The measures to control the pandemic have clearly shown that complex systems need complex answers and that reaching these can be an iterative process. Further, all AI based algorithms failed during the pandemic because they were based on historical data. In a world changing at warp speed, the future can’t be more of the past, hence new frameworks and models are needed. Experts are repeatedly warning that the frameworks governing AI need to be capable of ensuring accountability over the long term. What may seem unbiased and ethical could develop unconscious biases over time and replicate them to scale. Efficiencies and optimisation – is great when you want machines to run in a certain way. But within AI it has different connotations. For instance to improve commercial outcomes the AI system may sack employees or indulge in unethical practices. In the case of AI for the global commons, we need to be aware that nature runs its own course – ecosystems flow and ebb and so do wildlife and plants.

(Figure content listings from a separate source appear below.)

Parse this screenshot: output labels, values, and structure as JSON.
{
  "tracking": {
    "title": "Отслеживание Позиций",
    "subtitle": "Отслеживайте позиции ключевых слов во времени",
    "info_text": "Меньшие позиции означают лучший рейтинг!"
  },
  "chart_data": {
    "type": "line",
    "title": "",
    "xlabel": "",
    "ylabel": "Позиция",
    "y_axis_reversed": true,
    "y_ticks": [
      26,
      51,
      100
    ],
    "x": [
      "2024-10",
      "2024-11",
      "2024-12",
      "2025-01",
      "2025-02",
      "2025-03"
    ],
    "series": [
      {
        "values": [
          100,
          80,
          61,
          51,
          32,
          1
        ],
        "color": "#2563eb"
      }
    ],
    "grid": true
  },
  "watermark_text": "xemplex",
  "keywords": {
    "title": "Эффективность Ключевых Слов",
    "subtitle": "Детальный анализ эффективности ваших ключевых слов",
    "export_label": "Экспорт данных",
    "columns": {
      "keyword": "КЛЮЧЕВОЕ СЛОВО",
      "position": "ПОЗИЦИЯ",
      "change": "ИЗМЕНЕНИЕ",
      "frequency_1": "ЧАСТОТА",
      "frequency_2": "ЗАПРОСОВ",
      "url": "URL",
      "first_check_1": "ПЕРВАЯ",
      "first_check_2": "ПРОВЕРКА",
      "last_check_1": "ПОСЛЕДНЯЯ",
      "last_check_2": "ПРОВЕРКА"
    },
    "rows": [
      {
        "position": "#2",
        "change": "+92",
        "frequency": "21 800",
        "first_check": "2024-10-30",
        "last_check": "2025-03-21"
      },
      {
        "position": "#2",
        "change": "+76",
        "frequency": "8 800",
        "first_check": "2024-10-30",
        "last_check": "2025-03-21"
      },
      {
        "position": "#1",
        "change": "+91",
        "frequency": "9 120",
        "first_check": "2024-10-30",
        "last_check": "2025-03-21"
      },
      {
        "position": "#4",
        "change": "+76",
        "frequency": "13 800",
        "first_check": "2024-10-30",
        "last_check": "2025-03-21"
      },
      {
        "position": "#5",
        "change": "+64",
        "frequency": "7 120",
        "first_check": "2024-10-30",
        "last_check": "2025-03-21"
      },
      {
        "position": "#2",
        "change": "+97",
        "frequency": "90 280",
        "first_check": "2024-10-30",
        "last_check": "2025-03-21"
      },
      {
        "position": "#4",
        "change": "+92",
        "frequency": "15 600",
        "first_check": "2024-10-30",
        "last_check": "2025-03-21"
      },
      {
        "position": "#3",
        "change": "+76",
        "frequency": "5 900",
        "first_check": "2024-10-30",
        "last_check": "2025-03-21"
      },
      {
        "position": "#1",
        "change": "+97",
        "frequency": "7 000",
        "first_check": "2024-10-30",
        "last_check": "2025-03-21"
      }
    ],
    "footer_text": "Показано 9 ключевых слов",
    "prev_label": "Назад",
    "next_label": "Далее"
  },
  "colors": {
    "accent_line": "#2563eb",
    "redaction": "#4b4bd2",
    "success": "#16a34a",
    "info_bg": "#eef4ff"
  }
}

Microsoft, seems to understand these issues and the company’s blog by its President Brad Smith states, “We do not know enough about species, biodiversity and ecosystems that are vital to our health and prosperity. Simply understanding where the world’s forest, fields and waterways are remains a daunting task of environmental accounting. Understanding what species call those ecosystems home or why they thrive or decline is largely unknown. We simply can’t solve a problem we don’t fully understand.” It goes on to add, “It should be as easy for anyone in the world to search the state of the planet as it is to search the internet for driving directions or dining options. We must use the architecture of the information age – data, compute, algorithms, application programming interfaces and end-user applications – to accelerate a more environmentally sustainable future.”

Business responsibility therefore needs a modern context. It needs to bring in the many connections and technology interchanges that really define the 21st century as well as build frameworks that reflect the changing realities. Microsoft’s Planetary Computer project is showcasing that environmental assessment can be done faster, cheaper, and at a truly global scale.